A esta edad, además, empieza el mercadeo: "cinco minutos más", "es que tú también". Si las normas de pantalla de tu casa se negocian cada tarde, tu hijo de 6 años aprende una tercera lección que nadie quería darle: los límites son elásticos si insistes lo suficiente. Por eso a los 6 años el movimiento más rentable no es endurecer su norma, es blindar tu ejemplo. Que la regla de la cena no sea algo que le aplicas a él, sino algo que os pasa a todos porque el primero que suelta el móvil, con un gesto que se ve y se repite, eres tú. Un ritual físico delante de sus ojos desactiva la acusación de "tú también" antes de que exista.
A los 12 años: te imita o te descarta como referente
A los 12 tu hijo ya no te copia sin más: te evalúa. Si tu relación con el móvil es la misma que le criticas, dejas de ser referente en ese terreno. Te descarta.
Es el cambio más duro de las tres etapas, y conviene mirarlo de frente. Un preadolescente sigue aprendiendo por modelado, pero añade un filtro nuevo: la coherencia. Ya no le vale "porque lo digo yo". Audita. Compara tu sermón sobre TikTok con tus propias horas de scroll, y emite veredicto. Si el veredicto es "no eres creíble en esto", no discutirá contigo: simplemente dejará de contarte cosas y buscará el criterio en otra parte, normalmente en gente de su edad o en la propia pantalla.
Los datos de esta franja son los más claros de todos. El mayor estudio en marcha sobre desarrollo adolescente en Estados Unidos analizó a 10.048 chavales de 12 y 13 años y encontró que el uso de pantallas de los padres era de los factores más asociados a un mayor tiempo de pantalla del hijo y a un uso más problemático de redes sociales, videojuegos y móvil. Las pantallas en las comidas y en el dormitorio empeoraban el cuadro; acompañar y supervisar con criterio lo mejoraba (Nagata et al., Pediatric Research, 2025, con datos del estudio ABCD). A los 12 años tu móvil sigue educando, quieras o no.

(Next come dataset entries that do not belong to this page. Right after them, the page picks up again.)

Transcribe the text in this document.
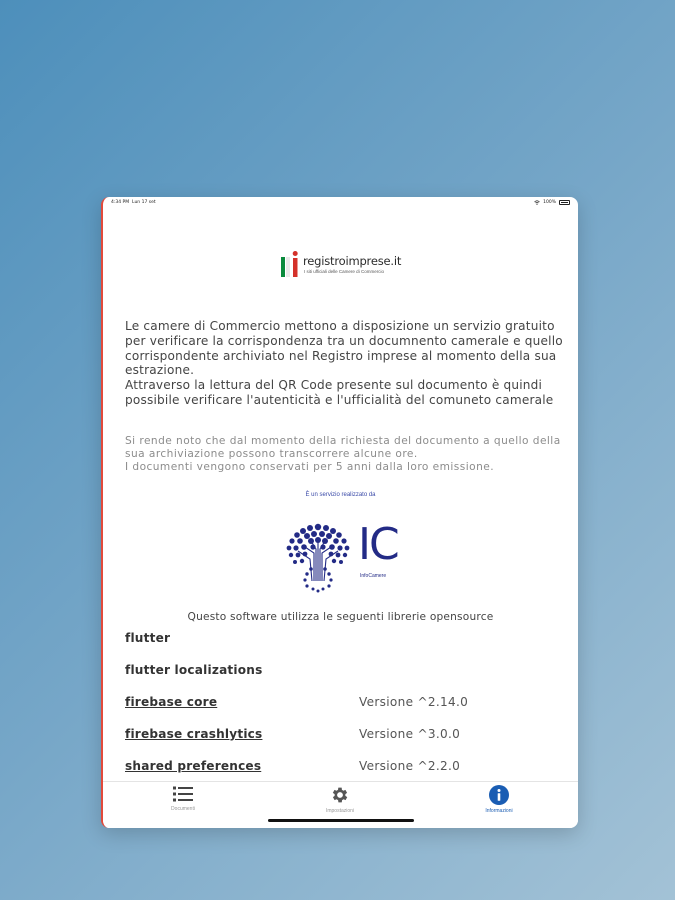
4:34 PM Lun 17 set	100%
registroimprese.it
I siti ufficiali delle Camere di Commercio

Le camere di Commercio mettono a disposizione un servizio gratuito per verificare la corrispondenza tra un documnento camerale e quello corrispondente archiviato nel Registro imprese al momento della sua estrazione.

Attraverso la lettura del QR Code presente sul documento è quindi possibile verificare l'autenticità e l'ufficialità del comuneto camerale

Si rende noto che dal momento della richiesta del documento a quello della sua archiviazione possono transcorrere alcune ore.

I documenti vengono conservati per 5 anni dalla loro emissione.

È un servizio realizzato da
IC
InfoCamere
Questo software utilizza le seguenti librerie opensource
flutter
flutter localizations
firebase core	Versione ^2.14.0
firebase crashlytics	Versione ^3.0.0
shared preferences	Versione ^2.2.0
Documenti	Impostazioni	Informazioni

Y hay una brecha que duele leer. Según Pew Research Center (2024), en una encuesta a 1.453 adolescentes de 13 a 17 años y a sus padres, el 46% de los adolescentes dice que su padre o su madre se distrae con el móvil cuando intentan hablarle. ¿Cuántos padres reconocen que les pasa? El 31%. Quince puntos de diferencia entre lo que ellos viven y lo que nosotros creemos estar haciendo. Esa brecha es exactamente el punto ciego del piloto automático: nadie decide ignorar a su hijo de 12 años; ocurre sin registrarse.
La palanca a esta edad ya no es la norma (llegas tarde para imponerla sin más) ni el discurso (está auditado y devaluado). Es volver a ser creíble. Y la credibilidad ante un chaval de 12 años no se recupera anunciando propósitos, se recupera dejando que te vea hacer algo difícil de verdad: soltar tu propio móvil con un gesto físico que él pueda comprobar, hoy, mañana y el jueves que viene. Cuando un preadolescente ve a su padre ponerse una barrera real a sí mismo, sin sermón añadido, pasan dos cosas: primero se sorprende, y luego recalibra. Quizá no lo diga jamás. Pero el referente vuelve a estar en casa.

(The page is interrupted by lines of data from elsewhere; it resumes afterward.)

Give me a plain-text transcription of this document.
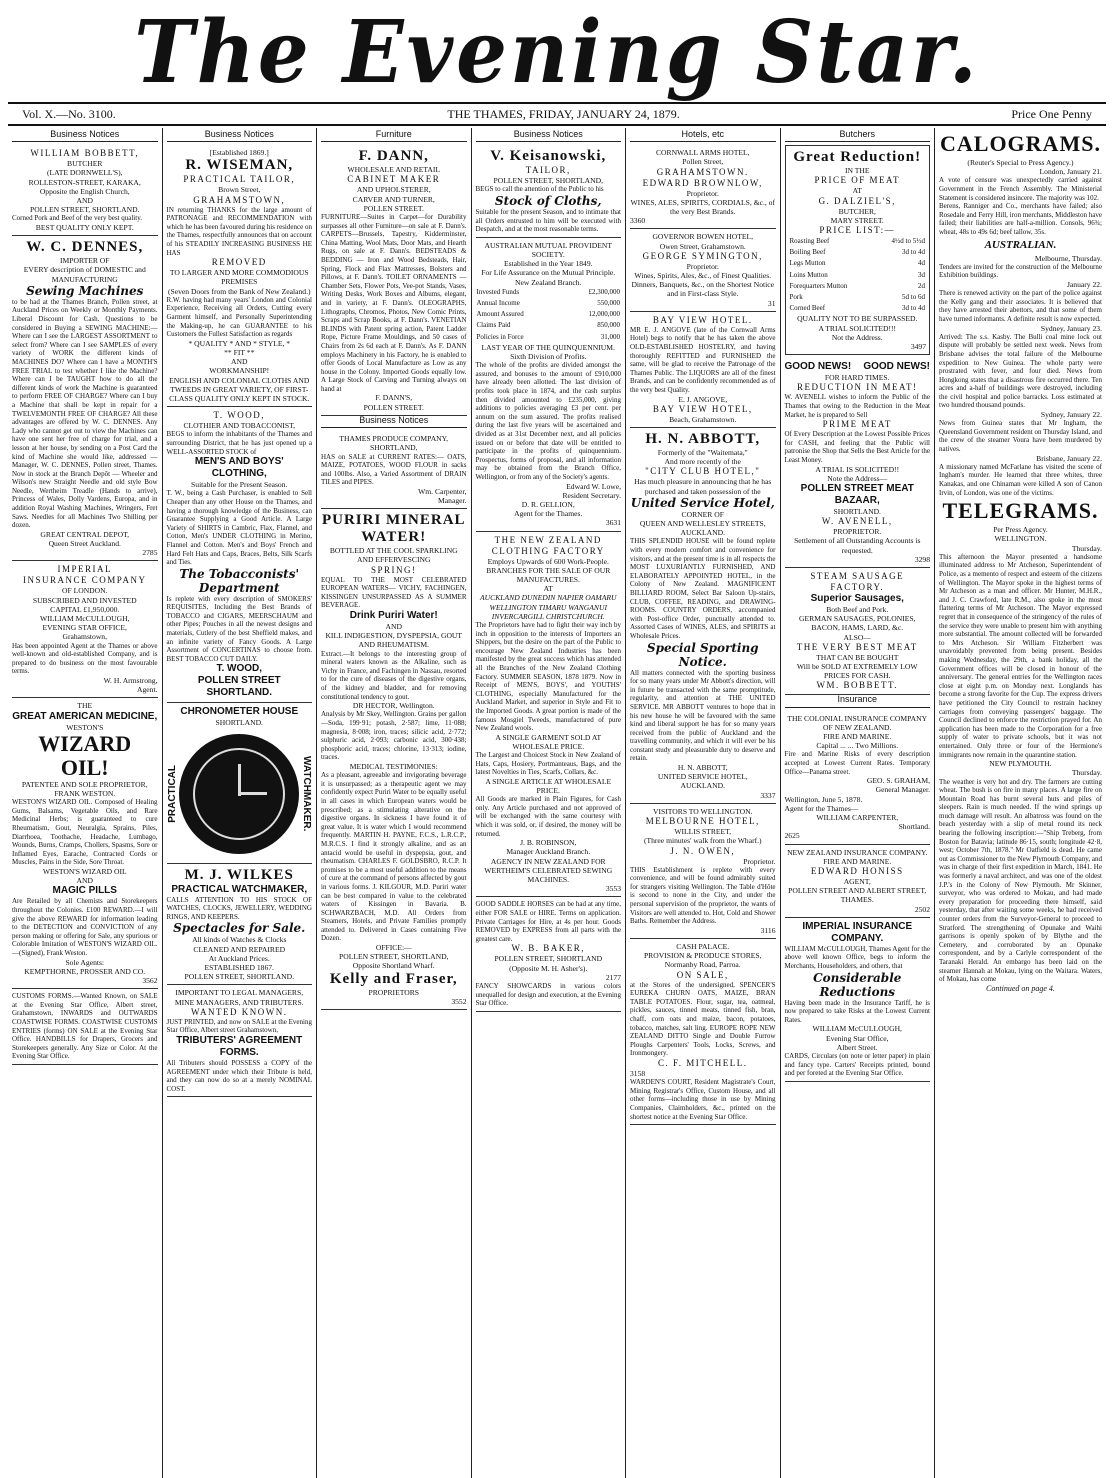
The Evening Star.
Vol. X.—No. 3100.	THE THAMES, FRIDAY, JANUARY 24, 1879.	Price One Penny
Business Notices
WILLIAM BOBBETT,
BUTCHER
(LATE DORNWELL'S),
ROLLESTON-STREET, KARAKA,
Opposite the English Church,
AND
POLLEN STREET, SHORTLAND.
Corned Pork and Beef of the very best quality.
BEST QUALITY ONLY KEPT.
W. C. DENNES,
IMPORTER OF
EVERY description of DOMESTIC and MANUFACTURING
Sewing Machines
to be had at the Thames Branch, Pollen street, at Auckland Prices on Weekly or Monthly Payments. Liberal Discount for Cash. Questions to be considered in Buying a SEWING MACHINE:— Where can I see the LARGEST ASSORTMENT to select from? Where can I see SAMPLES of every variety of WORK the different kinds of MACHINES DO? Where can I have a MONTH'S FREE TRIAL to test whether I like the Machine? Where can I be TAUGHT how to do all the different kinds of work the Machine is guaranteed to perform FREE OF CHARGE? Where can I buy a Machine that shall be kept in repair for a TWELVEMONTH FREE OF CHARGE? All these advantages are offered by W. C. DENNES. Any Lady who cannot get out to view the Machines can have one sent her free of charge for trial, and a lesson at her house, by sending on a Post Card the kind of Machine she would like, addressed — Manager, W. C. DENNES, Pollen street, Thames. Now in stock at the Branch Depôt — Wheeler and Wilson's new Straight Needle and old style Bow Needle, Wertheim Treadle (Hands to arrive), Princess of Wales, Dolly Vardens, Europa, and in addition Royal Washing Machines, Wringers, Fret Saws. Needles for all Machines Two Shilling per dozen.
GREAT CENTRAL DEPOT,
Queen Street Auckland.
2785
IMPERIAL
INSURANCE COMPANY
OF LONDON.
SUBSCRIBED AND INVESTED
CAPITAL £1,950,000.
WILLIAM McCULLOUGH,
EVENING STAR OFFICE,
Grahamstown,
Has been appointed Agent at the Thames or above well-known and old-established Company, and is prepared to do business on the most favourable terms.
W. H. Armstrong,
Agent.
THE
GREAT AMERICAN MEDICINE,
WESTON'S
WIZARD OIL!
PATENTEE AND SOLE PROPRIETOR,
FRANK WESTON.
WESTON'S WIZARD OIL. Composed of Healing Gums, Balsams, Vegetable Oils, and Rare Medicinal Herbs; is guaranteed to cure Rheumatism, Gout, Neuralgia, Sprains, Piles, Diarrhoea, Toothache, Headache, Lumbago, Wounds, Burns, Cramps, Chollers, Spasms, Sore or Inflamed Eyes, Earache, Contracted Cords or Muscles, Pains in the Side, Sore Throat.
WESTON'S WIZARD OIL
AND
MAGIC PILLS
Are Retailed by all Chemists and Storekeepers throughout the Colonies. £100 REWARD.—I will give the above REWARD for information leading to the DETECTION and CONVICTION of any person making or offering for Sale, any spurious or Colorable Imitation of WESTON'S WIZARD OIL.—(Signed), Frank Weston.
Sole Agents:
KEMPTHORNE, PROSSER AND CO.
3562
CUSTOMS FORMS.—Wanted Known, on SALE at the Evening Star Office, Albert street, Grahamstown, INWARDS and OUTWARDS COASTWISE FORMS. COASTWISE CUSTOMS ENTRIES (forms) ON SALE at the Evening Star Office. HANDBILLS for Drapers, Grocers and Storekeepers generally. Any Size or Color. At the Evening Star Office.
Business Notices
[Established 1869.]
R. WISEMAN,
PRACTICAL TAILOR,
Brown Street,
GRAHAMSTOWN,
IN returning THANKS for the large amount of PATRONAGE and RECOMMENDATION with which he has been favoured during his residence on the Thames, respectfully announces that on account of his STEADILY INCREASING BUSINESS HE HAS
REMOVED
TO LARGER AND MORE COMMODIOUS PREMISES
(Seven Doors from the Bank of New Zealand.)
R.W. having had many years' London and Colonial Experience, Receiving all Orders, Cutting every Garment himself, and Personally Superintending the Making-up, he can GUARANTEE to his Customers the Fullest Satisfaction as regards
* QUALITY * AND * STYLE, *
** FIT **
AND
WORKMANSHIP!
ENGLISH AND COLONIAL CLOTHS AND TWEEDS IN GREAT VARIETY, OF FIRST-CLASS QUALITY ONLY KEPT IN STOCK.
T. WOOD,
CLOTHIER AND TOBACCONIST,
BEGS to inform the inhabitants of the Thames and surrounding District, that he has just opened up a WELL-ASSORTED STOCK of
MEN'S AND BOYS' CLOTHING,
Suitable for the Present Season.
T. W., being a Cash Purchaser, is enabled to Sell Cheaper than any other House on the Thames, and having a thorough knowledge of the Business, can Guarantee Supplying a Good Article. A Large Variety of SHIRTS in Cambric, Flax, Flannel, and Cotton, Men's UNDER CLOTHING in Merino, Flannel and Cotton. Men's and Boys' French and Hard Felt Hats and Caps, Braces, Belts, Silk Scarfs and Ties.
The Tobacconists' Department
Is replete with every description of SMOKERS' REQUISITES, Including the Best Brands of TOBACCO and CIGARS, MEERSCHAUM and other Pipes; Pouches in all the newest designs and materials, Cutlery of the best Sheffield makes, and an infinite variety of Fancy Goods. A Large Assortment of CONCERTINAS to choose from. BEST TOBACCO CUT DAILY.
T. WOOD,
POLLEN STREET
SHORTLAND.
CHRONOMETER HOUSE
SHORTLAND.
PRACTICAL	WATCHMAKER.
M. J. WILKES
PRACTICAL WATCHMAKER,
CALLS ATTENTION TO HIS STOCK OF WATCHES, CLOCKS, JEWELLERY, WEDDING RINGS, AND KEEPERS.
Spectacles for Sale.
All kinds of Watches & Clocks
CLEANED AND REPAIRED
At Auckland Prices.
ESTABLISHED 1867.
POLLEN STREET, SHORTLAND.
IMPORTANT TO LEGAL MANAGERS, MINE MANAGERS, AND TRIBUTERS.
WANTED KNOWN.
JUST PRINTED, and now on SALE at the Evening Star Office, Albert street Grahamstown,
TRIBUTERS' AGREEMENT FORMS.
All Tributers should POSSESS a COPY of the AGREEMENT under which their Tribute is held, and they can now do so at a merely NOMINAL COST.
Furniture
F. DANN,
WHOLESALE AND RETAIL
CABINET MAKER
AND UPHOLSTERER,
CARVER AND TURNER,
POLLEN STREET.
FURNITURE—Suites in Carpet—for Durability surpasses all other Furniture—on sale at F. Dann's. CARPETS—Brussels, Tapestry, Kidderminster, China Matting, Wool Mats, Door Mats, and Hearth Rugs, on sale at F. Dann's. BEDSTEADS & BEDDING — Iron and Wood Bedsteads, Hair, Spring, Flock and Flax Mattresses, Bolsters and Pillows, at F. Dann's. TOILET ORNAMENTS — Chamber Sets, Flower Pots, Vee-pot Stands, Vases, Writing Desks, Work Boxes and Albums, elegant, and in variety, at F. Dann's. OLEOGRAPHS, Lithographs, Chromos, Photos, New Comic Prints, Scraps and Scrap Books, at F. Dann's. VENETIAN BLINDS with Patent spring action, Patent Ladder Rope, Picture Frame Mouldings, and 50 cases of Chairs from 2s 6d each at F. Dann's. As F. DANN employs Machinery in his Factory, he is enabled to offer Goods of Local Manufacture as Low as any house in the Colony. Imported Goods equally low. A Large Stock of Carving and Turning always on hand at
F. DANN'S,
POLLEN STREET.
Business Notices
THAMES PRODUCE COMPANY, SHORTLAND,
HAS on SALE at CURRENT RATES:— OATS, MAIZE, POTATOES, WOOD FLOUR in sacks and 100lbs. Also, a Varied Assortment of DRAIN TILES and PIPES.
Wm. Carpenter,
Manager.
PURIRI MINERAL
WATER!
BOTTLED AT THE COOL SPARKLING AND EFFERVESCING
SPRING!
EQUAL TO THE MOST CELEBRATED EUROPEAN WATERS— VICHY, FACHINGEN, KISSINGEN UNSURPASSED AS A SUMMER BEVERAGE.
Drink Puriri Water!
AND
KILL INDIGESTION, DYSPEPSIA, GOUT AND RHEUMATISM.
Extract.—It belongs to the interesting group of mineral waters known as the Alkaline, such as Vichy in France, and Fachingen in Nassau, resorted to for the cure of diseases of the digestive organs, of the kidney and bladder, and for removing constitutional tendency to gout.
DR HECTOR, Wellington.
Analysis by Mr Skey, Wellington. Grains per gallon—Soda, 199·91; potash, 2·587; lime, 11·088; magnesia, 8·008; iron, traces; silicic acid, 2·772; sulphuric acid, 2·093; carbonic acid, 300·438; phosphoric acid, traces; chlorine, 13·313; iodine, traces.
MEDICAL TESTIMONIES:
As a pleasant, agreeable and invigorating beverage it is unsurpassed; as a therapeutic agent we may confidently expect Puriri Water to be equally useful in all cases in which European waters would be prescribed; as a stimulating alterative on the digestive organs. In sickness I have found it of great value. It is water which I would recommend frequently. MARTIN H. PAYNE, F.C.S., L.R.C.P., M.R.C.S. I find it strongly alkaline, and as an antacid would be useful in dyspepsia, gout, and rheumatism. CHARLES F. GOLDSBRO, R.C.P. It promises to be a most useful addition to the means of cure at the command of persons affected by gout in various forms. J. KILGOUR, M.D. Puriri water can be best compared in value to the celebrated waters of Kissingen in Bavaria. B. SCHWARZBACH, M.D. All Orders from Steamers, Hotels, and Private Families promptly attended to. Delivered in Cases containing Five Dozen.
OFFICE:—
POLLEN STREET, SHORTLAND,
Opposite Shortland Wharf.
Kelly and Fraser,
PROPRIETORS
3552
Business Notices
V. Keisanowski,
TAILOR,
POLLEN STREET, SHORTLAND,
BEGS to call the attention of the Public to his
Stock of Cloths,
Suitable for the present Season, and to intimate that all Orders entrusted to him will be executed with Despatch, and at the most reasonable terms.
AUSTRALIAN MUTUAL PROVIDENT SOCIETY.
Established in the Year 1849.
For Life Assurance on the Mutual Principle.
New Zealand Branch.
Invested Funds	£2,300,000
Annual Income	550,000
Amount Assured	12,000,000
Claims Paid	850,000
Policies in Force	31,000
LAST YEAR OF THE QUINQUENNIUM.
Sixth Division of Profits.
The whole of the profits are divided amongst the assured, and bonuses to the amount of £910,000 have already been allotted. The last division of profits took place in 1874, and the cash surplus then divided amounted to £235,000, giving additions to policies averaging £3 per cent. per annum on the sum assured. The profits realised during the last five years will be ascertained and divided as at 31st December next, and all policies issued on or before that date will be entitled to participate in the profits of quinquennium. Prospectus, forms of proposal, and all information may be obtained from the Branch Office, Wellington, or from any of the Society's agents.
Edward W. Lowe,
Resident Secretary.
D. R. GELLION,
Agent for the Thames.
3631
THE NEW ZEALAND
CLOTHING FACTORY
Employs Upwards of 600 Work-People.
BRANCHES FOR THE SALE OF OUR MANUFACTURES.
AT
AUCKLAND DUNEDIN NAPIER OAMARU WELLINGTON TIMARU WANGANUI INVERCARGILL CHRISTCHURCH.
The Proprietors have had to fight their way inch by inch in opposition to the interests of Importers an Shippers, but the desire on the part of the Public to encourage New Zealand Industries has been manifested by the great success which has attended all the Branches of the New Zealand Clothing Factory. SUMMER SEASON, 1878 1879. Now in Receipt of MEN'S, BOYS', and YOUTHS' CLOTHING, especially Manufactured for the Auckland Market, and superior in Style and Fit to the Imported Goods. A great portion is made of the famous Mosgiel Tweeds, manufactured of pure New Zealand wools.
A SINGLE GARMENT SOLD AT WHOLESALE PRICE.
The Largest and Choicest Stock in New Zealand of Hats, Caps, Hosiery, Portmanteaus, Bags, and the latest Novelties in Ties, Scarfs, Collars, &c.
A SINGLE ARTICLE AT WHOLESALE PRICE.
All Goods are marked in Plain Figures, for Cash only. Any Article purchased and not approved of will be exchanged with the same courtesy with which it was sold, or, if desired, the money will be returned.
J. B. ROBINSON,
Manager Auckland Branch.
AGENCY IN NEW ZEALAND FOR WERTHEIM'S CELEBRATED SEWING MACHINES.
3553
GOOD SADDLE HORSES can be had at any time, either FOR SALE or HIRE. Terms on application. Private Carriages for Hire, at 4s per hour. Goods REMOVED by EXPRESS from all parts with the greatest care.
W. B. BAKER,
POLLEN STREET, SHORTLAND
(Opposite M. H. Asher's).
2177
FANCY SHOWCARDS in various colors unequalled for design and execution, at the Evening Star Office.
Hotels, etc
CORNWALL ARMS HOTEL,
Pollen Street,
GRAHAMSTOWN.
EDWARD BROWNLOW,
Proprietor.
WINES, ALES, SPIRITS, CORDIALS, &c., of the very Best Brands.
3360
GOVERNOR BOWEN HOTEL,
Owen Street, Grahamstown.
GEORGE SYMINGTON,
Proprietor.
Wines, Spirits, Ales, &c., of Finest Qualities.
Dinners, Banquets, &c., on the Shortest Notice and in First-class Style.
31
BAY VIEW HOTEL.
MR E. J. ANGOVE (late of the Cornwall Arms Hotel) begs to notify that he has taken the above OLD-ESTABLISHED HOSTELRY, and having thoroughly REFITTED and FURNISHED the same, will be glad to receive the Patronage of the Thames Public. The LIQUORS are all of the finest Brands, and can be confidently recommended as of the very best Quality.
E. J. ANGOVE,
BAY VIEW HOTEL,
Beach, Grahamstown.
H. N. ABBOTT,
Formerly of the "Waitemata,"
And more recently of the
"CITY CLUB HOTEL,"
Has much pleasure in announcing that he has purchased and taken possession of the
United Service Hotel,
CORNER OF
QUEEN AND WELLESLEY STREETS, AUCKLAND.
THIS SPLENDID HOUSE will be found replete with every modern comfort and convenience for visitors, and at the present time is in all respects the MOST LUXURIANTLY FURNISHED, AND ELABORATELY APPOINTED HOTEL, in the Colony of New Zealand. MAGNIFICENT BILLIARD ROOM, Select Bar Saloon Up-stairs, CLUB, COFFEE, READING, and DRAWING-ROOMS. COUNTRY ORDERS, accompanied with Post-office Order, punctually attended to. Assorted Cases of WINES, ALES, and SPIRITS at Wholesale Prices.
Special Sporting Notice.
All matters connected with the sporting business for so many years under Mr Abbott's direction, will in future be transacted with the same promptitude, regularity, and attention at THE UNITED SERVICE. MR ABBOTT ventures to hope that in his new house he will be favoured with the same kind and liberal support he has for so many years received from the public of Auckland and the travelling community, and which it will ever be his constant study and pleasurable duty to deserve and retain.
H. N. ABBOTT,
UNITED SERVICE HOTEL,
AUCKLAND.
3337
VISITORS TO WELLINGTON.
MELBOURNE HOTEL,
WILLIS STREET,
(Three minutes' walk from the Wharf.)
J. N. OWEN,
Proprietor.
THIS Establishment is replete with every convenience, and will be found admirably suited for strangers visiting Wellington. The Table d'Hôte is second to none in the City, and under the personal supervision of the proprietor, the wants of Visitors are well attended to. Hot, Cold and Shower Baths. Remember the Address.
3116
CASH PALACE.
PROVISION & PRODUCE STORES,
Normanby Road, Parroa.
ON SALE,
at the Stores of the undersigned, SPENCER'S EUREKA CHURN OATS, MAIZE, BRAN TABLE POTATOES. Flour, sugar, tea, oatmeal, pickles, sauces, tinned meats, tinned fish, bran, chaff, corn oats and maize, bacon, potatoes, tobacco, matches, salt ling. EUROPE ROPE NEW ZEALAND DITTO Single and Double Furrow Ploughs Carpenters' Tools, Locks, Screws, and Ironmongery.
C. F. MITCHELL.
3158
WARDEN'S COURT, Resident Magistrate's Court, Mining Registrar's Office, Custom House, and all other forms—including those in use by Mining Companies, Claimholders, &c., printed on the shortest notice at the Evening Star Office.
Butchers
Great Reduction!
IN THE
PRICE OF MEAT
AT
G. DALZIEL'S,
BUTCHER,
MARY STREET.
PRICE LIST:—
Roasting Beef	4½d to 5½d
Boiling Beef	3d to 4d
Legs Mutton	4d
Loins Mutton	3d
Forequarters Mutton	2d
Pork	5d to 6d
Corned Beef	3d to 4d
QUALITY NOT TO BE SURPASSED.
A TRIAL SOLICITED!!!
Not the Address.
3497
GOOD NEWS! GOOD NEWS!
FOR HARD TIMES.
REDUCTION IN MEAT!
W. AVENELL wishes to inform the Public of the Thames that owing to the Reduction in the Meat Market, he is prepared to Sell
PRIME MEAT
Of Every Description at the Lowest Possible Prices for CASH, and feeling that the Public will patronise the Shop that Sells the Best Article for the Least Money.
A TRIAL IS SOLICITED!!
Note the Address—
POLLEN STREET MEAT BAZAAR,
SHORTLAND.
W. AVENELL,
PROPRIETOR.
Settlement of all Outstanding Accounts is requested.
3298
STEAM SAUSAGE FACTORY.
Superior Sausages,
Both Beef and Pork.
GERMAN SAUSAGES, POLONIES,
BACON, HAMS, LARD, &c.
ALSO—
THE VERY BEST MEAT
THAT CAN BE BOUGHT
Will be SOLD AT EXTREMELY LOW PRICES FOR CASH.
WM. BOBBETT.
Insurance
THE COLONIAL INSURANCE COMPANY OF NEW ZEALAND.
FIRE AND MARINE.
Capital ... ... Two Millions.
Fire and Marine Risks of every description accepted at Lowest Current Rates. Temporary Office—Panama street.
GEO. S. GRAHAM,
General Manager.
Wellington, June 5, 1878.
Agent for the Thames—
WILLIAM CARPENTER,
Shortland.
2625
NEW ZEALAND INSURANCE COMPANY.
FIRE AND MARINE.
EDWARD HONISS
AGENT,
POLLEN STREET AND ALBERT STREET,
THAMES.
2502
IMPERIAL INSURANCE COMPANY.
WILLIAM McCULLOUGH, Thames Agent for the above well known Office, begs to inform the Merchants, Householders, and others, that
Considerable Reductions
Having been made in the Insurance Tariff, he is now prepared to take Risks at the Lowest Current Rates.
WILLIAM McCULLOUGH,
Evening Star Office,
Albert Street.
CARDS, Circulars (on note or letter paper) in plain and fancy type. Carters' Receipts printed, bound and per foreted at the Evening Star Office.
CALOGRAMS.
(Reuter's Special to Press Agency.)
London, January 21.
A vote of censure was unexpectedly carried against Government in the French Assembly. The Ministerial Statement is considered insincere. The majority was 102.
Berens, Ranniger and Co., merchants have failed; also Rosedale and Ferry Hill, iron merchants, Middleston have failed; their liabilities are half-a-million. Consols, 96¾; wheat, 48s to 49s 6d; beef tallow, 35s.
AUSTRALIAN.
Melbourne, Thursday.
Tenders are invited for the construction of the Melbourne Exhibition buildings.
January 22.
There is renewed activity on the part of the police against the Kelly gang and their associates. It is believed that they have arrested their abettors, and that some of them have turned informants. A definite result is now expected.
Sydney, January 23.
Arrived: The s.s. Kasby. The Bulli coal mine lock out dispute will probably be settled next week. News from Brisbane advises the total failure of the Melbourne expedition to New Guinea. The whole party were prostrated with fever, and four died. News from Hongkong states that a disastrous fire occurred there. Ten acres and a-half of buildings were destroyed, including the civil hospital and police barracks. Loss estimated at two hundred thousand pounds.
Sydney, January 22.
News from Guinea states that Mr Ingham, the Queensland Government resident on Thursday Island, and the crew of the steamer Voura have been murdered by natives.
Brisbane, January 22.
A missionary named McFarlane has visited the scene of Ingham's murder. He learned that three whites, three Kanakas, and one Chinaman were killed A son of Canon Irvin, of London, was one of the victims.
TELEGRAMS.
Per Press Agency.
WELLINGTON.
Thursday.
This afternoon the Mayor presented a handsome illuminated address to Mr Atcheson, Superintendent of Police, as a memento of respect and esteem of the citizens of Wellington. The Mayor spoke in the highest terms of Mr Atcheson as a man and officer. Mr Hunter, M.H.R., and J. C. Crawford, late R.M., also spoke in the most flattering terms of Mr Atcheson. The Mayor expressed regret that in consequence of the stringency of the rules of the service they were unable to present him with anything more substantial. The amount collected will be forwarded to Mrs Atcheson. Sir William Fitzherbert was unavoidably prevented from being present. Besides making Wednesday, the 29th, a bank holiday, all the Government offices will be closed in honour of the anniversary. The general entries for the Wellington races close at eight p.m. on Monday next. Longlands has become a strong favorite for the Cup. The express drivers have petitioned the City Council to restrain hackney carriages from conveying passengers' baggage. The Council declined to enforce the restriction prayed for. An application has been made to the Corporation for a free supply of water to private schools, but it was not entertained. Only three or four of the Hermione's immigrants now remain in the quarantine station.
NEW PLYMOUTH.
Thursday.
The weather is very hot and dry. The farmers are cutting wheat. The bush is on fire in many places. A large fire on Mountain Road has burnt several huts and piles of sleepers. Rain is much needed. If the wind springs up much damage will result. An albatross was found on the beach yesterday with a slip of metal round its neck bearing the following inscription:—"Ship Treberg, from Boston for Batavia; latitude 86·15, south; longitude 42·8, west; October 7th, 1878." Mr Oatfield is dead. He came out as Commissioner to the New Plymouth Company, and was in charge of their first expedition in March, 1841. He was formerly a naval architect, and was one of the oldest J.P.'s in the Colony of New Plymouth. Mr Skinner, surveyor, who was ordered to Mokau, and had made every preparation for proceeding there himself, said yesterday, that after waiting some weeks, he had received counter orders from the Surveyor-General to proceed to Stratford. The strengthening of Opunake and Waihi garrisons is openly spoken of by Blythe and the Cemetery, and corroborated by an Opunake correspondent, and by a Carlyle correspondent of the Taranaki Herald. An embargo has been laid on the steamer Hannah at Mokau, lying on the Waitara. Waters, of Mokau, has come
Continued on page 4.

Por qué "voy a usar menos el móvil delante del niño" no funciona
Porque el gesto de coger el móvil no es una decisión, es un automatismo. Y contra un automatismo, los propósitos pierden siempre: llegan medio segundo tarde.
Si has llegado hasta aquí, probablemente ya lo has intentado. Dejar el móvil boca abajo. Prometerte que en la cena no. Aguantar dos días buenos y volver a lo de siempre el miércoles, con la culpa de regalo. No es un defecto tuyo: cada app de tu teléfono está diseñada por equipos enteros cuyo trabajo es que tu mano vuelva. Contra eso no se compite con fuerza de voluntad a las nueve de la noche, cansado, con la mochila del día encima. Se compite cambiando el entorno.
Aquí es donde el mapa de edades se convierte en plan. Habrás notado que las tres etapas terminan igual: lo que le enseña a tu hijo no es tu intención, es un gesto que puede ver. A los 2 años, ver que la cara se queda. A los 6, ver que la norma también va contigo. A los 12, ver que eres capaz de hacerlo tú primero. Tres edades, un mismo mecanismo: el ejemplo necesita ser físico y visible para funcionar. Un propósito invisible no modela nada. Un ritual que se ve, sí.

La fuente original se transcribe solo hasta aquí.